- Interactive map of the House of Skaramangi area

General information
- Coordinates: 47°12′44″N 38°56′01″E﻿ / ﻿47.212273°N 38.933559°E
- Demolished: 21st century

= House of Skaramangi =

The House of Skaramangi (Дом Скараманги) was a historical structure on Petrovsky Street in the city of Taganrog in the Rostov Oblast.

== History and description ==
Luka Petrovich Skaramanga built a single-story house at 53 Petrovsky Street in the early 1800s. In 1834, Skaramanga was a member of a local commission to improve the condition of the harbor and the related embankment.

From 1873 to 1880, the house was owned by the merchant Ivan Amvrosiyevich Skaramanga, who owned a brick manufacturing company.
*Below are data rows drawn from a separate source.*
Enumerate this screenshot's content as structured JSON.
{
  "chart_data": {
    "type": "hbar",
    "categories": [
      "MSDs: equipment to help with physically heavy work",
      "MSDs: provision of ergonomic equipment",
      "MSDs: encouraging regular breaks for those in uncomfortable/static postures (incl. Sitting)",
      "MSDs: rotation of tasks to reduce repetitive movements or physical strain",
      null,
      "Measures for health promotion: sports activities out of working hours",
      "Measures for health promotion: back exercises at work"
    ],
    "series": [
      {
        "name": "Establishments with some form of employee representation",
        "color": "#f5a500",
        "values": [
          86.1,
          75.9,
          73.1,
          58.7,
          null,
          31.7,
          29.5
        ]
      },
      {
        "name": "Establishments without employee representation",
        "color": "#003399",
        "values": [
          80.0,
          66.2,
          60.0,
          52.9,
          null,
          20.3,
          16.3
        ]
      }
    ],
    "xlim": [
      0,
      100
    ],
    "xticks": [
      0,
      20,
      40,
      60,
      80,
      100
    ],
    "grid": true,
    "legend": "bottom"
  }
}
In 1890, the house belonged to Ivan Skaramanga, who was married to Virginia Mikhaelovna. They had three daughters (Elizabeth, Maria and Virginia) and three sons (Ambrose, Mikhail and Panteleymon). The Skaramanga family's wealth grew, and they bought houses at 95 and 97 Grecheskaya Street, in Petrovsky Street, and at the Merchant exchange.

Other documents suggest 53 Petrovsky Street could be related to the Greek office Skaramanga, Manusi which was closed in 1893. This business imported tea, coffee, citrus fruits and exported wheat, cake, and vegetable oils.

In 1898, documents show the house was owned by Virginia, the widow of Ivan.

In 1923, the house became an orphanage, which was demolished in the 21st century.